Landowners installed additional BMPs between 2007 and 2009 that built on the initial grazing land improvements and helped the turbidity in Wolf Creek remain low. The latest round of BMPs consisted of planting critical areas (6,467 acres), establishing conservation cover (39,890 acres), adding conservation crop/cover crop rotation (30,160 acres), adopting brush management (135,180 acres), changing to conservation tillage (58,087 acres), installing 53 miles of fencing, constructing 29 grade-stabilization structures and ponds, planting pasture and hay (46,427 acres), planting range (37,310 acres), implementing prescribed grazing (820,024 acres), adopting nutrient management plans (70,896 acres), adopting weed management (43,259 acres) and building 47 miles of terraces.

In addition, the Oklahoma Conservation Commission's (OCC's) Blue Thumb education program has been very active in the Wolf Creek watershed. In 2002 staff from the Ellis County Conservation District and the local NRCS staff participated in a Blue Thumb training session for local volunteers. After being trained, a local high school teacher and her students began monitoring Wolf Creek monthly. They submitted results in monthly reports to the local newspaper to inform local citizens about the stream and its problems. Blue Thumb volunteers also educated younger students about nonpoint source pollution using the Enviroscape watershed model and a groundwater model at least annually (Figure 2). Annual mini-academy training is offered for students and teachers at Gage High School to educate the watershed residents about how nonpoint source pollution can affect water quality. Active volunteer monitoring and education is continuing in the watershed.
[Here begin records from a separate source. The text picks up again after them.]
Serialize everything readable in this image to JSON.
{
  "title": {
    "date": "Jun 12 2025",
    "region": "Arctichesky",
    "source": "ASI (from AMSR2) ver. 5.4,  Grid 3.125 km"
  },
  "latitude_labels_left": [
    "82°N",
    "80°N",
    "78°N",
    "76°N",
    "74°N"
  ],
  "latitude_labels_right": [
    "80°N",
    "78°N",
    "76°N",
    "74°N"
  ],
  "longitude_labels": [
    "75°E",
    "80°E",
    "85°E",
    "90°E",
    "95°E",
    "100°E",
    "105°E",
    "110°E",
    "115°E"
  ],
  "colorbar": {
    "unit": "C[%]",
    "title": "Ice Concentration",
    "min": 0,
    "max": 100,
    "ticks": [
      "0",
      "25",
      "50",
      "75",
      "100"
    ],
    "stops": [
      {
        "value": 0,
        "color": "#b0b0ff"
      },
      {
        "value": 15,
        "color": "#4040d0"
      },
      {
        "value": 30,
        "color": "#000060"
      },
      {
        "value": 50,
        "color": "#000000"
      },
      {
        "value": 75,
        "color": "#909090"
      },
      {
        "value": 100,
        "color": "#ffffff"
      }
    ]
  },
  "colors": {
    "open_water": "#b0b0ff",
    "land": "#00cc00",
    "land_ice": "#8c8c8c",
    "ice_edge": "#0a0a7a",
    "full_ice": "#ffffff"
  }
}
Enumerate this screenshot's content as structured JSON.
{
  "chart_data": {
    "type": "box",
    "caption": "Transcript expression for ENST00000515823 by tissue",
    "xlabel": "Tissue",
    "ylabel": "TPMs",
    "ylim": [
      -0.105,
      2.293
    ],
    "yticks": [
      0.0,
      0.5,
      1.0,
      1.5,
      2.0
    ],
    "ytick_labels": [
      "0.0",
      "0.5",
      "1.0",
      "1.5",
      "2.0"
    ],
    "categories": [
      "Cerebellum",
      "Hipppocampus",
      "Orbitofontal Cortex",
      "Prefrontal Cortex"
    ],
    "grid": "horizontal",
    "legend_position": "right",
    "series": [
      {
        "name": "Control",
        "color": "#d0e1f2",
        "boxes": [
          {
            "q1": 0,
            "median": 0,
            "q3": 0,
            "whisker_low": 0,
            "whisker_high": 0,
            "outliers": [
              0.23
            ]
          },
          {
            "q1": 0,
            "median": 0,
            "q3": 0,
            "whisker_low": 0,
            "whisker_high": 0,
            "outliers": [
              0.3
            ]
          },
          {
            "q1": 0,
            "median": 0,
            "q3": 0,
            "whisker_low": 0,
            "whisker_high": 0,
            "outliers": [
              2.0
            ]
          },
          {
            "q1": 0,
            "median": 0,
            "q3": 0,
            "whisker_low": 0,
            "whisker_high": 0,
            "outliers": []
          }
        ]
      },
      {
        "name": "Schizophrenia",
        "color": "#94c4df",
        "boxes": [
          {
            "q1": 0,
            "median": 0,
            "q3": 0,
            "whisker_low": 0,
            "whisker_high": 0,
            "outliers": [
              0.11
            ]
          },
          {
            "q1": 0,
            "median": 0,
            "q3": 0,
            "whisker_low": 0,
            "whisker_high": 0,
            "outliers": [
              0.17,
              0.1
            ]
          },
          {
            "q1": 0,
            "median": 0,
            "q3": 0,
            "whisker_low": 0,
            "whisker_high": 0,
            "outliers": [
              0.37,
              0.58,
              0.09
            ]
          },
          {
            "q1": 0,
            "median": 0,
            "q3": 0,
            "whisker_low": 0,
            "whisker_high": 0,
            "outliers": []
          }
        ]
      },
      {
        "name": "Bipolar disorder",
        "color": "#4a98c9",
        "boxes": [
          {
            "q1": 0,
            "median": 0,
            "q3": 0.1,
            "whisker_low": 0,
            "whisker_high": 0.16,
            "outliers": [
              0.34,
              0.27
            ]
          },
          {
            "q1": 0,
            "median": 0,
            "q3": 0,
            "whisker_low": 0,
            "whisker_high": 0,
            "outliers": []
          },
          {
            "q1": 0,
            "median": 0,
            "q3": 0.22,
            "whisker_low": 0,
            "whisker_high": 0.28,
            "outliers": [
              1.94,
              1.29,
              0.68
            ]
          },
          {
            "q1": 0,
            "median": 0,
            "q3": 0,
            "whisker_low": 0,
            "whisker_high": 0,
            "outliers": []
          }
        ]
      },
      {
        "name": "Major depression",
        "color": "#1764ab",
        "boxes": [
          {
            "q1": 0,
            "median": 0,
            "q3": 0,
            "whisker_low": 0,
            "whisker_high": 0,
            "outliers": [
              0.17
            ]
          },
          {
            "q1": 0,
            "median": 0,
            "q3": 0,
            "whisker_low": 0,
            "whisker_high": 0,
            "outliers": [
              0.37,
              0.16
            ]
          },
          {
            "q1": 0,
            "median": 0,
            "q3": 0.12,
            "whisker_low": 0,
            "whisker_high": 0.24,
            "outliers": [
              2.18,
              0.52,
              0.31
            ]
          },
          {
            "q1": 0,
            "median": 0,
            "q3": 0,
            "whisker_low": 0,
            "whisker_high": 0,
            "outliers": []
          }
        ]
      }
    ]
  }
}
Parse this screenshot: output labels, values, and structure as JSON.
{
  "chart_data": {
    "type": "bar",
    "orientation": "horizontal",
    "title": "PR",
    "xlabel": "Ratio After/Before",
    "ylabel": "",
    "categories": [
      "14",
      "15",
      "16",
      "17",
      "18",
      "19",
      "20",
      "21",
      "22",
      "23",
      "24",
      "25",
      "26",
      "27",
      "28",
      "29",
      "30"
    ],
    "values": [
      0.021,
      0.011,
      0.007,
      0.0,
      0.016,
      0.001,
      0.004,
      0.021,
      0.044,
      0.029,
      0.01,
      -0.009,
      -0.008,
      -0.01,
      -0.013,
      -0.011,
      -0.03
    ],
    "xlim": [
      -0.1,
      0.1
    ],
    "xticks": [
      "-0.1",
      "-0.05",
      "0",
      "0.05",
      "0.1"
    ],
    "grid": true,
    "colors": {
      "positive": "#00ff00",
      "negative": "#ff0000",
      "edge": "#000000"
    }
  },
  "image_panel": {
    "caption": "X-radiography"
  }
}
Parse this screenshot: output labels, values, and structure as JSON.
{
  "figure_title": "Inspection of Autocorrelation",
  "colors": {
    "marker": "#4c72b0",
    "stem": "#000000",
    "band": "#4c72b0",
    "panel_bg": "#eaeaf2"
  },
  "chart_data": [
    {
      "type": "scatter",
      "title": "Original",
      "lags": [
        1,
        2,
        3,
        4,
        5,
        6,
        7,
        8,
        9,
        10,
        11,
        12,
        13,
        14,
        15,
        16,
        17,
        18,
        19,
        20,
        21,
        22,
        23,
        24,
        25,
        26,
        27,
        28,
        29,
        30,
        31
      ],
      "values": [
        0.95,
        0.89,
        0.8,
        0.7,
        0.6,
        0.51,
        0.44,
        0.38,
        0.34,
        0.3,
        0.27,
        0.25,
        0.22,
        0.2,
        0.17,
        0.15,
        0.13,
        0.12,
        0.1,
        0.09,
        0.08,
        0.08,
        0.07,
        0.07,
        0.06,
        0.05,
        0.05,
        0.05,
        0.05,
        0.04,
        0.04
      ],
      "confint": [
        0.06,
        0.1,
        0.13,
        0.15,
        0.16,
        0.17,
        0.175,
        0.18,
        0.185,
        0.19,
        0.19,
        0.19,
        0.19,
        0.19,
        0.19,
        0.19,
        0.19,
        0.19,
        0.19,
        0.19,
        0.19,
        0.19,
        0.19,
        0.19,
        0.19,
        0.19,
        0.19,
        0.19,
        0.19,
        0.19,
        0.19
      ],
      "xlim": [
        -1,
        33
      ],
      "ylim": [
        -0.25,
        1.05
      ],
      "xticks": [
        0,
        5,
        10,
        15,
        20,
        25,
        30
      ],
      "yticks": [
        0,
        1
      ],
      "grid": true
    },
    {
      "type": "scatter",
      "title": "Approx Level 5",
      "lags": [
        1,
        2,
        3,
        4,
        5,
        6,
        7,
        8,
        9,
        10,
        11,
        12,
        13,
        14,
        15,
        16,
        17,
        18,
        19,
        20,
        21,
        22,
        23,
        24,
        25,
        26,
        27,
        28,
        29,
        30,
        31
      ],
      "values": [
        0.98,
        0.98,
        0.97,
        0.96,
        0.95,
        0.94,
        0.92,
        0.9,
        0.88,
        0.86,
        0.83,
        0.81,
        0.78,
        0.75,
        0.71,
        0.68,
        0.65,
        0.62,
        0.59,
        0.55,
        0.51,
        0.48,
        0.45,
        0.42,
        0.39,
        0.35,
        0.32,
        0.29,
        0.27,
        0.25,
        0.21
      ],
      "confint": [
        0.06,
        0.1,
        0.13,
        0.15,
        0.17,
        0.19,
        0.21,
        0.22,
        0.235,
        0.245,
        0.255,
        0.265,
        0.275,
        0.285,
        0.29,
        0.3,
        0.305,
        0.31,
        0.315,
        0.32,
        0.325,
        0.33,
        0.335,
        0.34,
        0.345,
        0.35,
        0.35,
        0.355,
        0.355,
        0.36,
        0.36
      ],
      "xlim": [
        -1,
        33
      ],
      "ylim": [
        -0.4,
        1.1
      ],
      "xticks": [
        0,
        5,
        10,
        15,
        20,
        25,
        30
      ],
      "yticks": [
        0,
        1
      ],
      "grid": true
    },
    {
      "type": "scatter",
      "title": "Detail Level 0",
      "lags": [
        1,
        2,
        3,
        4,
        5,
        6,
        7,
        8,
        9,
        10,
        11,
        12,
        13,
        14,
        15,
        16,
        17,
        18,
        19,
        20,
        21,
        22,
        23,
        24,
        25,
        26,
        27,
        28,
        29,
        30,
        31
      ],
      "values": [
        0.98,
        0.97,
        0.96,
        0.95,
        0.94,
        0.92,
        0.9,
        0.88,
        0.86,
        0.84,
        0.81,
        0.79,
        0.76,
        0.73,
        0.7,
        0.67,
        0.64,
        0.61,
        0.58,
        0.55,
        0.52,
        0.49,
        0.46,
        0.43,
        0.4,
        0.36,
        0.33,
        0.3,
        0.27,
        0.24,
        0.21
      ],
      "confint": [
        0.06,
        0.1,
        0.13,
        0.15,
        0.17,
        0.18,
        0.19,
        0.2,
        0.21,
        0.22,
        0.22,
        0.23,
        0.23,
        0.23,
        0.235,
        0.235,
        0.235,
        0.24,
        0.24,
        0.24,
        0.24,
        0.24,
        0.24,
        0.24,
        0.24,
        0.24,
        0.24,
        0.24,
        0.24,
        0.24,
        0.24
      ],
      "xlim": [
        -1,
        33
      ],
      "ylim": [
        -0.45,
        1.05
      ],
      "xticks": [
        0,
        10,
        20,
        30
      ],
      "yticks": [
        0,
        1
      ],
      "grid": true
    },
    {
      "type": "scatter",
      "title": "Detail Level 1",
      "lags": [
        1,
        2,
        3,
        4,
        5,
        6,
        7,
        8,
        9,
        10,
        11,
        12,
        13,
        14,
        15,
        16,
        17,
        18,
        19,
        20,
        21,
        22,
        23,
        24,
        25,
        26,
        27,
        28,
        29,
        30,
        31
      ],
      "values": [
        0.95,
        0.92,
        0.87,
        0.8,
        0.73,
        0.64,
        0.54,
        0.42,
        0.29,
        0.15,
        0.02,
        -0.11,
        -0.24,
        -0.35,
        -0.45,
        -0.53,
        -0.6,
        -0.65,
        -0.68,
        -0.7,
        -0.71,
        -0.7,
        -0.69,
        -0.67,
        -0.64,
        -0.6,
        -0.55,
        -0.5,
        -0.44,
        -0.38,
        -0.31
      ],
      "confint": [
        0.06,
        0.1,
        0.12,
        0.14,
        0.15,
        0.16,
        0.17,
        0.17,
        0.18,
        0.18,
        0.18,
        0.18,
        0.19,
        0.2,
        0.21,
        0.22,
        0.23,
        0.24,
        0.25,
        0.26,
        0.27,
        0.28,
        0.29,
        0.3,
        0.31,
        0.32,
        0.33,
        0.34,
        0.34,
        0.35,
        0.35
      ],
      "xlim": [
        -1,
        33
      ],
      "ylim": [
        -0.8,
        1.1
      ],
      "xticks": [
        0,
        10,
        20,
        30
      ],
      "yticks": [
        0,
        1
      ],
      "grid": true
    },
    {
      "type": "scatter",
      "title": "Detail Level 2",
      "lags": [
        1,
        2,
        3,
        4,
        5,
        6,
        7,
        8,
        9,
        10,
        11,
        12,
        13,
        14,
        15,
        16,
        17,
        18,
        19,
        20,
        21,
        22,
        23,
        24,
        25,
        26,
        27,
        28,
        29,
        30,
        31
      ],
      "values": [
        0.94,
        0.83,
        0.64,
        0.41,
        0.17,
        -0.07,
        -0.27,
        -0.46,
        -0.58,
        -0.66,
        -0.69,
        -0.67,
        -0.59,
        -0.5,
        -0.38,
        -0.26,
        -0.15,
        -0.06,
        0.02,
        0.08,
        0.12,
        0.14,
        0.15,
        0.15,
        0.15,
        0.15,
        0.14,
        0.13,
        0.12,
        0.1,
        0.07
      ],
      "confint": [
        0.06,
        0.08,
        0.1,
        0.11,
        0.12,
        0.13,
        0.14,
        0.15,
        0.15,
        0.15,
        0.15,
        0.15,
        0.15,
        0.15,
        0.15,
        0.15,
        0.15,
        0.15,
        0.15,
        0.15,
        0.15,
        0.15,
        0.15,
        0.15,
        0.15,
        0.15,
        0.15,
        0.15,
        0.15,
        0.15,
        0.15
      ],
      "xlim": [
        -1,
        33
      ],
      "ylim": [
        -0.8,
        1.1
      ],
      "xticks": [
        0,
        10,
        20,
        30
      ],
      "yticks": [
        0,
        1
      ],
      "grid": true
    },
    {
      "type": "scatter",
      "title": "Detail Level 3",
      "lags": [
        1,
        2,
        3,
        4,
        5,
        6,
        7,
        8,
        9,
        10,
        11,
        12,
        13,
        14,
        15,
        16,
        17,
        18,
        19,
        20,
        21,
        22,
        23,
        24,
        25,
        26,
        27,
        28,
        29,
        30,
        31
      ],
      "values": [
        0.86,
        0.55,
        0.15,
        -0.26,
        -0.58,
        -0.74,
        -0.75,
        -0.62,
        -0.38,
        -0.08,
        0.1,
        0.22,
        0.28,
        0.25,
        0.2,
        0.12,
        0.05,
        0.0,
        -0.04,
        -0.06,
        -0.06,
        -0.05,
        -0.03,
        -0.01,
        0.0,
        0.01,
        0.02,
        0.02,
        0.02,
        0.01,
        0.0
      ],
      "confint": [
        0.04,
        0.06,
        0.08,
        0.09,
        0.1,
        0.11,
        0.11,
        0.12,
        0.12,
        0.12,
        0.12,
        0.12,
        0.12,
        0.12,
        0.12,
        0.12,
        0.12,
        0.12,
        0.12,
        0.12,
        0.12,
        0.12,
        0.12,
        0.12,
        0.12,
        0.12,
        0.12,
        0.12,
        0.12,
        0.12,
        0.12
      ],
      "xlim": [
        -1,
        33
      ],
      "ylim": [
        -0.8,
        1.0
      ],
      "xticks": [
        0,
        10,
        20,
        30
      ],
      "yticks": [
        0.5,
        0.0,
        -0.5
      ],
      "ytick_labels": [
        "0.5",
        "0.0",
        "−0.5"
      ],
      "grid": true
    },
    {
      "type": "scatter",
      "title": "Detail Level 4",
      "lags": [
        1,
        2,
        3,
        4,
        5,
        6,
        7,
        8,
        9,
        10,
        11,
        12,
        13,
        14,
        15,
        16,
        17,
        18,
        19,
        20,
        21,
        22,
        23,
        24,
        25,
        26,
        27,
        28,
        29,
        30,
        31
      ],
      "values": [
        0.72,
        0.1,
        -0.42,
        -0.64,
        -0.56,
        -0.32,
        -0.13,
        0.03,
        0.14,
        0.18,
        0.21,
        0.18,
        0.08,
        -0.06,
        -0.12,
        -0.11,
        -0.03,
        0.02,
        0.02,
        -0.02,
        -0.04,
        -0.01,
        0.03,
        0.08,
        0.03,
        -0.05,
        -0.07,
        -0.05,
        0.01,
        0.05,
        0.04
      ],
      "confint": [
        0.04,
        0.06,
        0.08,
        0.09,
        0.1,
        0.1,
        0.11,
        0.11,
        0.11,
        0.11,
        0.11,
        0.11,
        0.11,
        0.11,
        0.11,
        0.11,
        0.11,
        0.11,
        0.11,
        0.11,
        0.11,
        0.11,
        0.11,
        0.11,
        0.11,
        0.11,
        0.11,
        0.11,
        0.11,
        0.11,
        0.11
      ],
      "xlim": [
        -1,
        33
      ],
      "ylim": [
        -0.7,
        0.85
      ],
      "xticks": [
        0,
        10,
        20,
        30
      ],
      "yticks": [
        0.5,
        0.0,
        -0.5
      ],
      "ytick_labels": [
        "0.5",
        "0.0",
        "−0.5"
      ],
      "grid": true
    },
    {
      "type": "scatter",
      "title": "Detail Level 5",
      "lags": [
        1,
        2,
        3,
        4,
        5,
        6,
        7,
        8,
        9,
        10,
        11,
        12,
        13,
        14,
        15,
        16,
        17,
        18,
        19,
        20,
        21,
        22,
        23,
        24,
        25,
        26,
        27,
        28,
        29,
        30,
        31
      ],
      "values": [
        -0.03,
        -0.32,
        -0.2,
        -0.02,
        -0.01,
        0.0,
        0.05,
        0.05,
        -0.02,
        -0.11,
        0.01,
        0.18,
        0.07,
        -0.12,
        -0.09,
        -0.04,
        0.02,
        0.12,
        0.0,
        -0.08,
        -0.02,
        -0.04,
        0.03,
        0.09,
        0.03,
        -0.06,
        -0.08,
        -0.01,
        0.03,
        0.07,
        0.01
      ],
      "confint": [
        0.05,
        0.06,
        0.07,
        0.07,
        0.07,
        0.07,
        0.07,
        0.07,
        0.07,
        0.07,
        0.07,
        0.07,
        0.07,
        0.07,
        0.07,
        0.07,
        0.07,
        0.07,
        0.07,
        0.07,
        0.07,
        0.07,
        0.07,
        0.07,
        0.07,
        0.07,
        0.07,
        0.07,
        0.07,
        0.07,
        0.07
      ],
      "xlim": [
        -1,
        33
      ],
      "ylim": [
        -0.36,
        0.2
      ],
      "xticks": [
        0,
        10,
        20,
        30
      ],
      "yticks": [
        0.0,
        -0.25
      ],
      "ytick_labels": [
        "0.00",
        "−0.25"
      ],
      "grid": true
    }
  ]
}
OCC conducts monitoring and data analysis as part of the state's Rotating Basin Monitoring Program. As a result of the implemented practices and the accompanying education of landowners, turbidity has decreased in the Wolf Creek watershed. The 2006 water quality assessment showed that exceedances of the turbidity standard (50 NTU) had declined to 6 percent (Figure 3). As a result, the 44-mile segment of Wolf Creek that flows through Oklahoma now fully attains its fish and wildlife propagation designated use and was removed from Oklahoma's CWA section 303(d) list for turbidity impairment in 2006.

Partners and Funding

OCC's statewide nonpoint source ambient monitoring program is funded using U.S. Environmental Protection Agency (EPA) CWA section 319 funds at an average annual cost of $1 million. Monitoring costs include personnel, supplies and lab analysis for 19 parameters from samples collected every 5 weeks at about 100 sites. Approximately $600,000 in EPA section 319 funds supports statewide education, outreach and monitoring efforts through the Blue Thumb program.

The Oklahoma cost-share program provided $7,543 in state funding for BMPs in the watershed, and landowners contributed another $12,874. The NRCS invested approximately $76,443 to implement BMPs in the Oklahoma portion of the watershed from 2002 to 2006. Implementation has continued, with $1,019,271 in BMPs committed for 2007 through 2009 using CRP, EQIP, WHIP, GRP, and NRCS general technical assistance funds. Landowners provided a significant percentage toward BMP implementation in the programs as well.

This scatterplot chart shows that turbidity levels exceeded 50 NTU in 2002 and 2004 by 11 percent. In 2006 and 1008, turbidity levels exceeded 50 NTU by 6 percent, which meets standards.

Figure 3. Turbidity in Wolf Creek declined between 2002 and 2008. The creek now meets the turbidity water quality standard, which requires that less than 10 percent of the samples exceed 50 NTU.